A: Being a physicist I think I know where the questioner is coming from. If we can evaluate a tensor in a local inertial frame and write it in tensor form then we know  it in any reference frame. The questioner is saying: in a local inertial frame R=0, but this is a tensor equation therefore R is always zero. The problem with this argument is that the Riemann tensor, although a "local" property of space-time, is not "sufficiently local" to be evaluated by making the approximation of flat space-time (i.e. an inertial frame) around a point. Specifically, the Riemann tensor involves second-order derivatives of the metric tensor, while the local inertial frame is only a first-order order approximation. That is, it contains only information about the first-order derivatives of the metric tensor.

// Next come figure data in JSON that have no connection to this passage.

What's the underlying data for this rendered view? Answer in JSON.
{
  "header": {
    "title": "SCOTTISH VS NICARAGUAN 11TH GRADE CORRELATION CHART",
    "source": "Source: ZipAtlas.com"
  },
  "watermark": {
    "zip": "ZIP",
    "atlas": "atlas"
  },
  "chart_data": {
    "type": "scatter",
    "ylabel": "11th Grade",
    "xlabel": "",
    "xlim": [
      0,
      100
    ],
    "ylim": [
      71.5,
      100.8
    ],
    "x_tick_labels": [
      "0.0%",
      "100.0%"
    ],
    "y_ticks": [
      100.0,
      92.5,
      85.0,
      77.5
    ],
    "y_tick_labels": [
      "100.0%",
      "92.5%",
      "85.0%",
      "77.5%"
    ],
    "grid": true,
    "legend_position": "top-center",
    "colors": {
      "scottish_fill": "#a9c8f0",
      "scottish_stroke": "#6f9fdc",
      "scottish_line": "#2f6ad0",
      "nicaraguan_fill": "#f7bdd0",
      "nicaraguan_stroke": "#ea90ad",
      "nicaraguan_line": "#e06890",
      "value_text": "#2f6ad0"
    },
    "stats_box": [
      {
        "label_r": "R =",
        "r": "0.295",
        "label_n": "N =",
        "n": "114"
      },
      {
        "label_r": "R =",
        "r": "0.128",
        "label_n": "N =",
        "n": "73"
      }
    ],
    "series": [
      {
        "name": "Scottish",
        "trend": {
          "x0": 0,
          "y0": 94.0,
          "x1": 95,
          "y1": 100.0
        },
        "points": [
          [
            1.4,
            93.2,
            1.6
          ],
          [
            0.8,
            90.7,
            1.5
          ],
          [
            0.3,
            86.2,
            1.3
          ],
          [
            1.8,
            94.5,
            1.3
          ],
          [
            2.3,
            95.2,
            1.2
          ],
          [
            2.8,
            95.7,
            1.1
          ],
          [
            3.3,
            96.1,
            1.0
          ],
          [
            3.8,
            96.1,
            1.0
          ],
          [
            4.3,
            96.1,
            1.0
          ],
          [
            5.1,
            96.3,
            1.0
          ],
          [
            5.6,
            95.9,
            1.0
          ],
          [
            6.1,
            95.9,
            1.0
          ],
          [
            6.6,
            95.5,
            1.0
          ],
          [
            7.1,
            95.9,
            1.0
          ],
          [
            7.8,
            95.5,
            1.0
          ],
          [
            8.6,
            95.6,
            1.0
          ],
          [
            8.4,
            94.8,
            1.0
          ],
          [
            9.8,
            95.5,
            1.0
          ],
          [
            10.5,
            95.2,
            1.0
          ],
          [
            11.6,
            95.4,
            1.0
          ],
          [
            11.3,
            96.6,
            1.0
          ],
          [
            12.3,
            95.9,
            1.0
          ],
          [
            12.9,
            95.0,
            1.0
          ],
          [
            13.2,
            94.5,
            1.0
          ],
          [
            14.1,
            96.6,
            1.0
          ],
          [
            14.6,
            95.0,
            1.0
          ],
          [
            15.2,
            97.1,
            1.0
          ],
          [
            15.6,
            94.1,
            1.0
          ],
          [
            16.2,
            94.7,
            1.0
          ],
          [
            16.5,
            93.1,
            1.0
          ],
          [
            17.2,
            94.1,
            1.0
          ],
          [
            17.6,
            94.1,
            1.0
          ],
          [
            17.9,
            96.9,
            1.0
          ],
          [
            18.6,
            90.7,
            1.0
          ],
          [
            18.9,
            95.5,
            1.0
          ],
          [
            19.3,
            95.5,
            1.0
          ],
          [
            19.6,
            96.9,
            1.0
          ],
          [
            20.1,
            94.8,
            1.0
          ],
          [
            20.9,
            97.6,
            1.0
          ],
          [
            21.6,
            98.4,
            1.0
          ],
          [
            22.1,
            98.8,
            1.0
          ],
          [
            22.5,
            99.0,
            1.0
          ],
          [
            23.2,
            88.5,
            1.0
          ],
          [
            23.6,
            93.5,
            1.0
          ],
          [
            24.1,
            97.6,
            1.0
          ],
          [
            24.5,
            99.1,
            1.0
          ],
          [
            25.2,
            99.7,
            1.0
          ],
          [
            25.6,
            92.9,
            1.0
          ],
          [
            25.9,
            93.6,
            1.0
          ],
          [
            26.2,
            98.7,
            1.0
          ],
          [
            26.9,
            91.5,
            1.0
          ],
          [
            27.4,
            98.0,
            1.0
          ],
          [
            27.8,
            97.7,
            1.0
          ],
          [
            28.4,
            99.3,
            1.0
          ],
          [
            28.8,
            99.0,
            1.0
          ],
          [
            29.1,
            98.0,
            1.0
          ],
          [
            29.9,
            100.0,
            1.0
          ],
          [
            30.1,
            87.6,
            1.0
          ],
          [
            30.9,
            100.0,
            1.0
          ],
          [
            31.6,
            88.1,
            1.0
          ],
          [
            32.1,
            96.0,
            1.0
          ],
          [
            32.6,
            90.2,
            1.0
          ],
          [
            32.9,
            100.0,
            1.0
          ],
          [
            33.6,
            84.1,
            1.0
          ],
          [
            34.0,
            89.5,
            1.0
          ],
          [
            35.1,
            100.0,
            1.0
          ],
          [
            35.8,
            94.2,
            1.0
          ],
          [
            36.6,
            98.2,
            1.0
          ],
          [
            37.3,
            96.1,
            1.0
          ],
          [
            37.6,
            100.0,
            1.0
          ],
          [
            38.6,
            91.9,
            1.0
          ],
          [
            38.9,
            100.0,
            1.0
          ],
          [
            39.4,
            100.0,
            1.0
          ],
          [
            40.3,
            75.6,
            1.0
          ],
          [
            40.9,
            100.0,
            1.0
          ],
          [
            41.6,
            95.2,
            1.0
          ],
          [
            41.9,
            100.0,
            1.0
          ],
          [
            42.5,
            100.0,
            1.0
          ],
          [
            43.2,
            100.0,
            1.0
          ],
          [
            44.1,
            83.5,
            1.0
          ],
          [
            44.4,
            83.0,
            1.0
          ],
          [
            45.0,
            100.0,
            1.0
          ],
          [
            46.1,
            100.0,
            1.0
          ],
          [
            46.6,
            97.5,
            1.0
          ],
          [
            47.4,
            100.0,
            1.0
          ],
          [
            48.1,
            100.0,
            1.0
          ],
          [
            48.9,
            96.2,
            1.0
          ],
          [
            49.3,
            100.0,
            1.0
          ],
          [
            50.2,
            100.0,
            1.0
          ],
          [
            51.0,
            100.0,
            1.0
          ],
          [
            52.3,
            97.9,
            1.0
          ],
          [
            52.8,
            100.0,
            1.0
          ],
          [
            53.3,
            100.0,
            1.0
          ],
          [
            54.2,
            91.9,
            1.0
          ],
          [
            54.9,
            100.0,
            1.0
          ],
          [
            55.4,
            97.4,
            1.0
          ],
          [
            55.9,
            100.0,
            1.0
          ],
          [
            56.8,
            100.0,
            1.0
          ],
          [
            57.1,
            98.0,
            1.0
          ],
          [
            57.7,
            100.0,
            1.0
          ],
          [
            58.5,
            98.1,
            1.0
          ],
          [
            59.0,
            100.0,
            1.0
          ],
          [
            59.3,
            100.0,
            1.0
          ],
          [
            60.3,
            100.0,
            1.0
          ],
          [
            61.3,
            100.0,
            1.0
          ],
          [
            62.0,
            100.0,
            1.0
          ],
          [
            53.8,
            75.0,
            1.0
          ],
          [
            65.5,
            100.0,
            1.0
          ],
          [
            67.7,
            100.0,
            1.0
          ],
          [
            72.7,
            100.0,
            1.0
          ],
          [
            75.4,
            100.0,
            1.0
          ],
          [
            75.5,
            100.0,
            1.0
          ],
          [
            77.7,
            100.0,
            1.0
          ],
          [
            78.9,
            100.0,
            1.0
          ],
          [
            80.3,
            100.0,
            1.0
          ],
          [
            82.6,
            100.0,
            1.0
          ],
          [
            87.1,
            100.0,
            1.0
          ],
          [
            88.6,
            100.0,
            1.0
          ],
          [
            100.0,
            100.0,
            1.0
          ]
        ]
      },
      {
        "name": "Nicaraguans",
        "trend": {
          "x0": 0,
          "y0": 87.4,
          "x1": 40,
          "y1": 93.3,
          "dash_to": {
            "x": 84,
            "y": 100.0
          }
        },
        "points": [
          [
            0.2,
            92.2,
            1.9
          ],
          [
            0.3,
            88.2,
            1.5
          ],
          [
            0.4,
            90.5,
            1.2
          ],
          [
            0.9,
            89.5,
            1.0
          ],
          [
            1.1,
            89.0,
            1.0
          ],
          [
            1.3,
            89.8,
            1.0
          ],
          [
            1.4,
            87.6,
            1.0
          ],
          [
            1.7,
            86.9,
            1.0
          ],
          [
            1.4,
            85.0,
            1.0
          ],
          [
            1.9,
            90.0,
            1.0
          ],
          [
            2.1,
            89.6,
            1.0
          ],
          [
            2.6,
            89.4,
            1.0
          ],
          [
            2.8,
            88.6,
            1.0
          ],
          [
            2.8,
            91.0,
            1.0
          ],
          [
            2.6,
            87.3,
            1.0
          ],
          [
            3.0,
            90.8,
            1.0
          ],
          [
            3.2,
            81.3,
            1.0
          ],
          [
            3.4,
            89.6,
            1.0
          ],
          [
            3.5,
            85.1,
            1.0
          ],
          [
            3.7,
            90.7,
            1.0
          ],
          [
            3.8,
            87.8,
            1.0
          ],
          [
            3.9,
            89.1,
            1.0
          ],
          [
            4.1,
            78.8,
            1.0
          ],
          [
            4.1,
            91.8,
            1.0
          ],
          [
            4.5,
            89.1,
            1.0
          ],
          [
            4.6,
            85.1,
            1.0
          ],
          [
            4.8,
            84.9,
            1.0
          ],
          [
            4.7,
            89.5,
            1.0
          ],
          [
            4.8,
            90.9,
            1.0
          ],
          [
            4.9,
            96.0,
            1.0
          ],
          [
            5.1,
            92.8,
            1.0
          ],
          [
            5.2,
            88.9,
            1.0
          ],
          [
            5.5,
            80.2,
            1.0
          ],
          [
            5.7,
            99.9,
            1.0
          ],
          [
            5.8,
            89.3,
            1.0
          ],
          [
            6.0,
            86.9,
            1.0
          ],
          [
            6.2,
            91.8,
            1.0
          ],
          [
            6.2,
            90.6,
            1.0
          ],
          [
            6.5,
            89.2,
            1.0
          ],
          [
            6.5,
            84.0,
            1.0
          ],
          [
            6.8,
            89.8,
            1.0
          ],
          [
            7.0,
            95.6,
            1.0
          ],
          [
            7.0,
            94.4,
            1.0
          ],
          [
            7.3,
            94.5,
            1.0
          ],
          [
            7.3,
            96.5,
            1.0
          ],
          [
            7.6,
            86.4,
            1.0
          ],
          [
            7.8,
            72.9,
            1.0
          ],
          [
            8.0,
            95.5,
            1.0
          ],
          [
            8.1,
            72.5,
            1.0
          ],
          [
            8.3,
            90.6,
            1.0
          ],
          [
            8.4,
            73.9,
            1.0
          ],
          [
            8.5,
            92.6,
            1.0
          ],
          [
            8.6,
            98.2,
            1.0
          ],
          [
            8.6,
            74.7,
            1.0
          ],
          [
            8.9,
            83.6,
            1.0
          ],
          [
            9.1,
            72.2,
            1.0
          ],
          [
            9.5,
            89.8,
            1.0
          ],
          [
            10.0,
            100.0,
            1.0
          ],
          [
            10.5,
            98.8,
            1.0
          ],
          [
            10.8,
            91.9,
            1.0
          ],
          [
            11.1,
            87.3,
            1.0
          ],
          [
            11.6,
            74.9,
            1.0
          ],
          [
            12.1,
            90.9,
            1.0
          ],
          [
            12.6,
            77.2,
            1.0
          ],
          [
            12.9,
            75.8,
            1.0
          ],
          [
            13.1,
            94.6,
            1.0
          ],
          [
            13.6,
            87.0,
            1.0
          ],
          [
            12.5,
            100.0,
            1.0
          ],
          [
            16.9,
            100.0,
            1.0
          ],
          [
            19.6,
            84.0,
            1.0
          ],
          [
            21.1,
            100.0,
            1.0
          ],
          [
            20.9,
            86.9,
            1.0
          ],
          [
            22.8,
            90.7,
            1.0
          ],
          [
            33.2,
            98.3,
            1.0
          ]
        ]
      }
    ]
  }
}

So a local inertial frame can be used to evaluate tensors that depend only on first order derivatives of the metric tensor, but cannot be used to evaluate the Riemann tensor.
A: The Riemann tensor transforms under a coordinate transformation as $R'^{\sigma}_{\rho \mu \nu}= (S^{−1})^{\sigma}_{\alpha} S^{\beta}_{\rho}S^{\gamma}_{\mu}S^{\delta}_{\nu}R^{\alpha}_{\beta \gamma \delta}$ which means that the components in the new coordinate system are linear combinations of its components in the old coordinate system. 
So if the components are all zero in the old coordinate system, they'll also be zero in the new coordinate system. That's why you only need to prove they're zero in only one coordinate system to prove that the space is flat.